Kendi ülkesinin Merkez Bankası’nın bile küresel güçlerin emrinde olduğuna, ülkesinin aleyhine çalıştığına inanabilen bu komplocu bakış, 2014’den sonra ekonomi yönetimine tazyikte bulunmaya başladı. Bu tazyik sonucunda sırayla Erdem Başçı, Ali Babacan, Mehmet Şimşek, İbrahim Çanakçı gibi isimler sistemden tasfiye edildi.
Ve bu “mektebin alaylısı” kadrosu 2018’de ekonominin başına geçti.
Albayrak’ın katıldığı meşhur televizyon yayınında politikalarını savunurken sağ yumruğunu havaya kaldırıp heyecanla “Devrim” demesi boşuna değildi.
Sahiden de küresel sisteme, kapitalist güç odaklarına karşı mücadele ettiğini düşünüyordu.
Bu ‘devrimci’ mücadelenin ülkeye maliyeti ise malum...
Bu maliyet taşınamaz hale gelince Albayrak istifa etti ve Naci Ağbal ve Lütfü Elvan ikilisiyle yeniden klasik piyasacı ekonomi politikalarına geri dönüldü ama bu da kısa ömürlü oldu.

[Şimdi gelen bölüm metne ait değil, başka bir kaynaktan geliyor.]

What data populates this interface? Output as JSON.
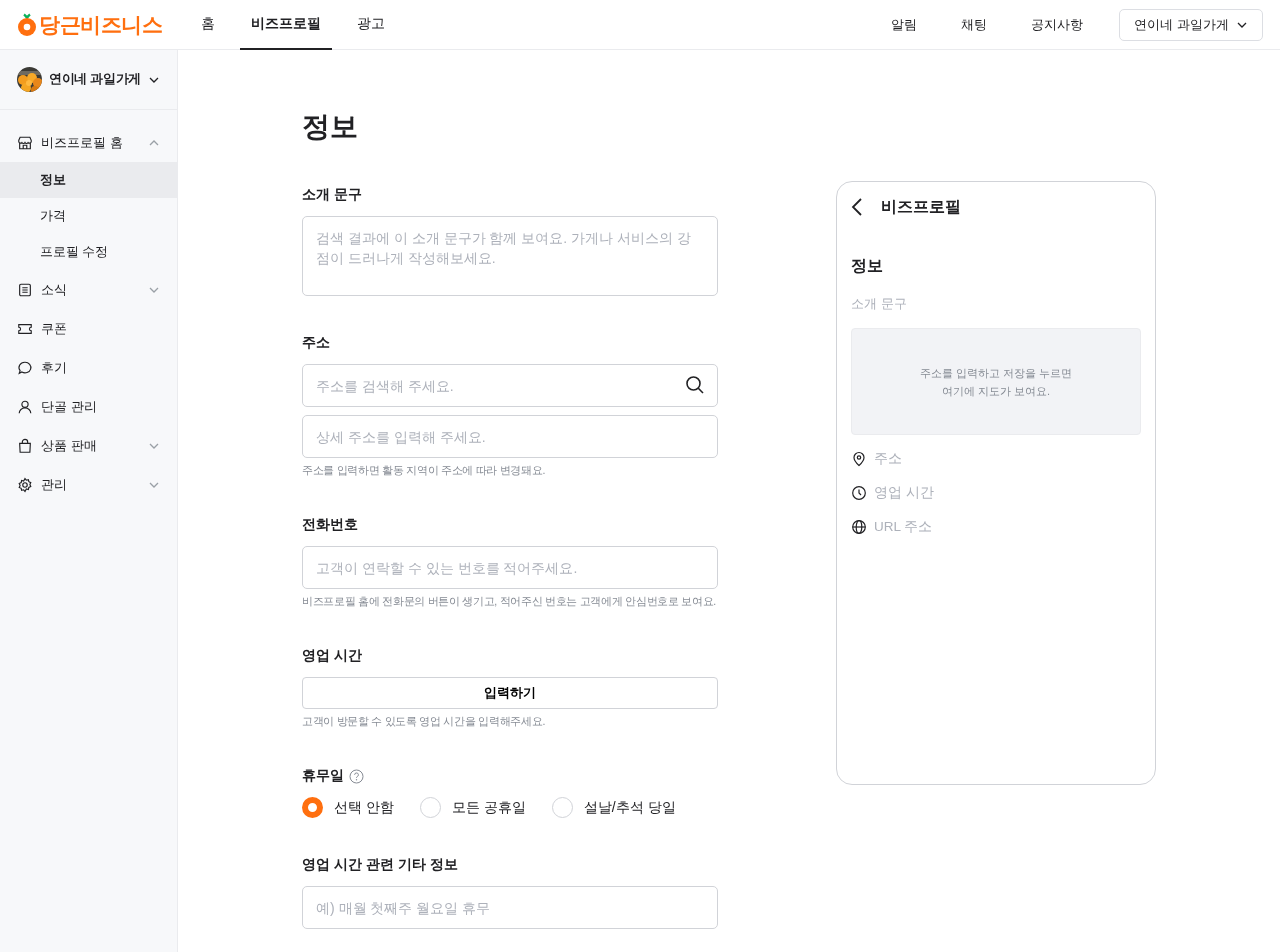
{
  "header": {
    "logo": "당근비즈니스",
    "nav": [
      {
        "label": "홈",
        "selected": false
      },
      {
        "label": "비즈프로필",
        "selected": true
      },
      {
        "label": "광고",
        "selected": false
      }
    ],
    "links": [
      "알림",
      "채팅",
      "공지사항"
    ],
    "store_select": "연이네 과일가게"
  },
  "sidebar": {
    "store": {
      "name": "연이네 과일가게"
    },
    "items": [
      {
        "label": "비즈프로필 홈",
        "expanded": true,
        "children": [
          {
            "label": "정보",
            "selected": true
          },
          {
            "label": "가격",
            "selected": false
          },
          {
            "label": "프로필 수정",
            "selected": false
          }
        ]
      },
      {
        "label": "소식",
        "expanded": false
      },
      {
        "label": "쿠폰"
      },
      {
        "label": "후기"
      },
      {
        "label": "단골 관리"
      },
      {
        "label": "상품 판매",
        "expanded": false
      },
      {
        "label": "관리",
        "expanded": false
      }
    ]
  },
  "page": {
    "title": "정보",
    "sections": [
      {
        "kind": "textarea",
        "label": "소개 문구",
        "placeholder": "검색 결과에 이 소개 문구가 함께 보여요. 가게나 서비스의 강점이 드러나게 작성해보세요."
      },
      {
        "kind": "address",
        "label": "주소",
        "placeholders": [
          "주소를 검색해 주세요.",
          "상세 주소를 입력해 주세요."
        ],
        "help": "주소를 입력하면 활동 지역이 주소에 따라 변경돼요."
      },
      {
        "kind": "text",
        "label": "전화번호",
        "placeholder": "고객이 연락할 수 있는 번호를 적어주세요.",
        "help": "비즈프로필 홈에 전화문의 버튼이 생기고, 적어주신 번호는 고객에게 안심번호로 보여요."
      },
      {
        "kind": "button",
        "label": "영업 시간",
        "button": "입력하기",
        "help": "고객이 방문할 수 있도록 영업 시간을 입력해주세요."
      },
      {
        "kind": "radio",
        "label": "휴무일",
        "help_icon": true,
        "options": [
          {
            "label": "선택 안함",
            "selected": true
          },
          {
            "label": "모든 공휴일",
            "selected": false
          },
          {
            "label": "설날/추석 당일",
            "selected": false
          }
        ]
      },
      {
        "kind": "text",
        "label": "영업 시간 관련 기타 정보",
        "placeholder": "예) 매월 첫째주 월요일 휴무"
      }
    ]
  },
  "preview": {
    "title": "비즈프로필",
    "heading": "정보",
    "intro": "소개 문구",
    "map_text": "주소를 입력하고 저장을 누르면\n여기에 지도가 보여요.",
    "rows": [
      "주소",
      "영업 시간",
      "URL 주소"
    ]
  }
}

Çünkü Cumhurbaşkanlığı’nda Cumhurbaşkanı’nın itikadi nedenlerle doğruluğundan şüphe etmediği ekonomi tezleri ile bu tezlere uygun dünyevi alternatif ekonomi tezler üreten danışmanlar arasında mükemmel bir ideolojik harmoni oluşmuştu ve bu alternatif bir evren yaratmıştı.
Bu evrende Türkiye’yi yüksek faizle yavaşlatmaya çalışan, faiz batağına sokmaya çalışan küresel güç odaklarına karşı mücadele edilmekteydi.

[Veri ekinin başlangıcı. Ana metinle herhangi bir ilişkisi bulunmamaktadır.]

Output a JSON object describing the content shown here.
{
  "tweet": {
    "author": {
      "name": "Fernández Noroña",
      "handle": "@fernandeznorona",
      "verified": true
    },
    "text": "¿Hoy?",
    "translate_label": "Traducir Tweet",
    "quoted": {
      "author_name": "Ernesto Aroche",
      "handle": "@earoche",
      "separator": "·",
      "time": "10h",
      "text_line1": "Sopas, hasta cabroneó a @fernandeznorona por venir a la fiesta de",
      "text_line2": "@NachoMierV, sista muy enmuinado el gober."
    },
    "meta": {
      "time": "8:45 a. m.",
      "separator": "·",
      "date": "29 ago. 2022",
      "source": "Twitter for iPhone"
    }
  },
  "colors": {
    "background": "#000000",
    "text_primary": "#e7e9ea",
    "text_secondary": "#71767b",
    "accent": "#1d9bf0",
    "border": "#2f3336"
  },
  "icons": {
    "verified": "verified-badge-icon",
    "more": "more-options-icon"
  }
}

Bu mücadeleye katılmayan ve ısrarla klasik ekonomik tezleri ileri süren herkes de bu küresel çevrelerin “adamı” damgasını yiyordu.
Yıllar içinde bu damgayı ekonomi bakanları, Merkez Bankası başkanları, bankanın yöneticilerinin de içinde olduğu üst düzey bürokratlar ve tabii ekonomistler yedi.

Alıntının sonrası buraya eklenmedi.